5. Care for people who attempt but fail at suicide?
6. Care for people who get STDs/HIV/AIDS because of practicing unprotected sexual activities?
We all have our pet sins that we don’t want covered by using OUR tax dollars.
I don’t want mine to go to pay for the Iraq and Afghanistan debacles, or military aid to Israel.
There is an obvious difference between not wanting to fund a particular war and being a principled pacifist who would oppose funding for all wars.
I don’t know about Mike M, but I wouldn’t want to fund any of the things that you listed. But, given the choice, I would fund those, and many others before I would fund abortion, IVF, etc.
This debate is somewhat disheartening, especially on a nominally Catholic blog. If polls are any indication, not funding abortions with federal dollars isn’t exactly a controversial position outside the halls of Congress or Planned Parenthood.
First, I obviously don’t think insurance should cover everything. I mean the cost of services that are covered.
But the larger question about what to include/exclude is hard to answer — one really interesting article I read asked us to step back and try to focus more resources, in general, on public health infrastructure and try to start moving away from what I can only call our reactive mode of practicing medicine. I agree with this, and I think that public health interventions at the individual level, including vaccines and contraception and smoking cessation, should be part of any benefit plan.
Also, a lot of cost drivers aren’t really a function of what is included, but how what is covered is delivered — and paid for.
One can also make a sincere argument that it is a complete waste of time to do research for things like finding the cure to lung cancer (e.g., more expensive drugs), when not smoking will eradicate about 80% of it over probably less than a 15 year period. 1/3 of all cancer, and I would venture, a comparable amount of all medical expenditures, are almost directly related to smoking. It’s not that I don’t have compassion for smokers, I do, but I don’t like being part of society-wide medical equivalent of Sisyphus. “Let’s intentionally make our job 10 times harder so we can prove our worth” is approximately what is going on now as it relates to smoking and cancer.
Paul’s question is a fair one, and I am glad that at least some data has been provided. According to the 2007 NYT article, contraceptive coverage is “commonly excluded” – yet according to Guttmacher (in Paul’s follow-up post), 27 states mandate that such coverage be included (with possible religious exemptions). Since I have to imagine that these 27 states have a disproportionate share of population, one would imagine that coverage is more common than not. Of course, for those of us (disproportionately represented on this blog!) who may work within Catholic organizations, the coverage is excluded.

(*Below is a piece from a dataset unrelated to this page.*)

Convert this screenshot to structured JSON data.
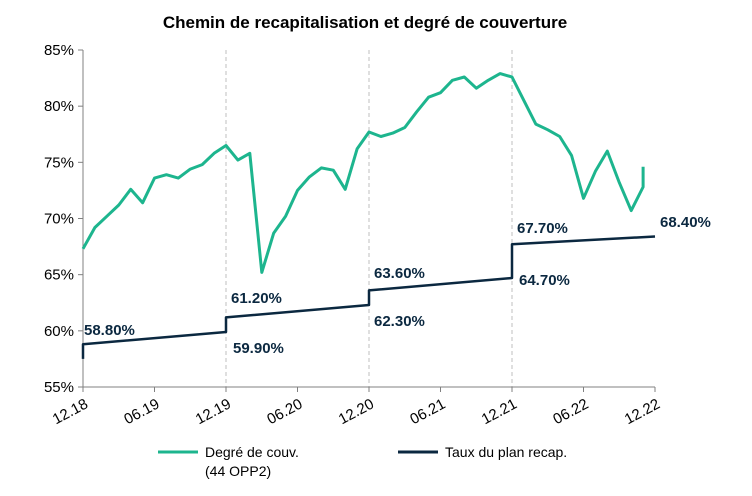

My original comment assumed that, apart from lobbying against bills which would require Catholic organizations to provide coverage, Catholic legislators and lobby groups have made little public suggestion that laws should be passed prohibiting contraceptives, nor (to my knowledge) is there any equivalent to the Hyde Amendment on the issue of contraceptives. I would suspect/hope that Aquinas’ classic claim that civil law should not prohibit all vices, but only the most serious ones, would be followed here. It is fine and appropriate that we on this blog could have a debate about “medical necessity” and whether routine contraception use is “medical” or whether it involves a “pregnancy-as-disease” mentality, etc. But at the level of civil law in a pluralistic society, it would seem that the bishops have accepted the idea that contraception can be tolerated (though not endorsed or supported – hence, the desire for Catholic organizations not to be forced to provide it), but that the seriousness of abortion means that not only Catholic organizations but even the government itself should not be “supporting” it in any way.
I am very open to hearing that my presumption about the USCCB position is incorrect, but again, my original comment assumed that their approach to contraception and abortion in civil law made the traditional distinction about the seriousness of any given issue.